Impacts of biochar on methane and arsenic cycling in rice paddy soil

• Franchesca Austriaco, Plant Science, University of Illinois Urbana Champaign

• Angelia Seyfferth, Department of Plant and Soil Sciences, University of Delaware

Rice is a major crop grown throughout the world. However, it is a large contributor to the emission of methane, a potent greenhouse gas produced by microorganisms living in rice paddy soil under flooded conditions. Another issue in rice paddy soils is arsenic levels. Anaerobic or reduced conditions due to soil flooding increase reduction rates of arsenic-bearing ferric oxide minerals, resulting in the mobilization of Fe(II) and arsenic in the soil, which can be absorbed by rice plants. Recent work has suggested that biochar can be used as a redox buffer to help minimize methane emissions and arsenic availability, but this has not been tested fully in rice paddy soil. Biochar provides a way for organic matter to be recycled into the environment as a combusted, carbon-rich soil amendment. In this project, we explored the effect of biochar as a soil amendment to attenuate reducing conditions in flooded rice paddy soil to mitigate the production of methane and mobilization of arsenic.  
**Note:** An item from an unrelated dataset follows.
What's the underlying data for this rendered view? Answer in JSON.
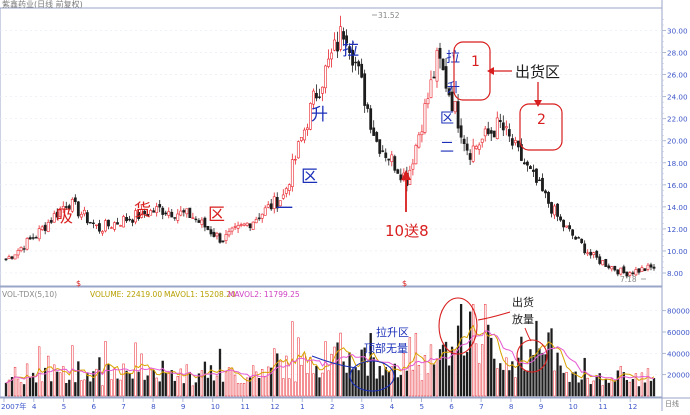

The experiment set-up consisted of six microcosms with air-dried and sieved rice paddy soil. Three microcosms were treated with 5% biochar by weight and then flooded. Every other day, we measured greenhouse gas emissions from  each microcosm. We also collected pore water samples to measure pH, oxidation-reduction potential (ORP), which we report relative to the standard hydrogen electrode (Eh), and concentrations of Mn(II) and Fe(II). We observed that biochar amendment led to less reducing conditions as evidenced by higher Eh values and lower concentrations of Mn(II) and Fe(II) than controls. This suggests that biochar has an effect of attenuating the onset of reducing conditions  in rice paddy soil.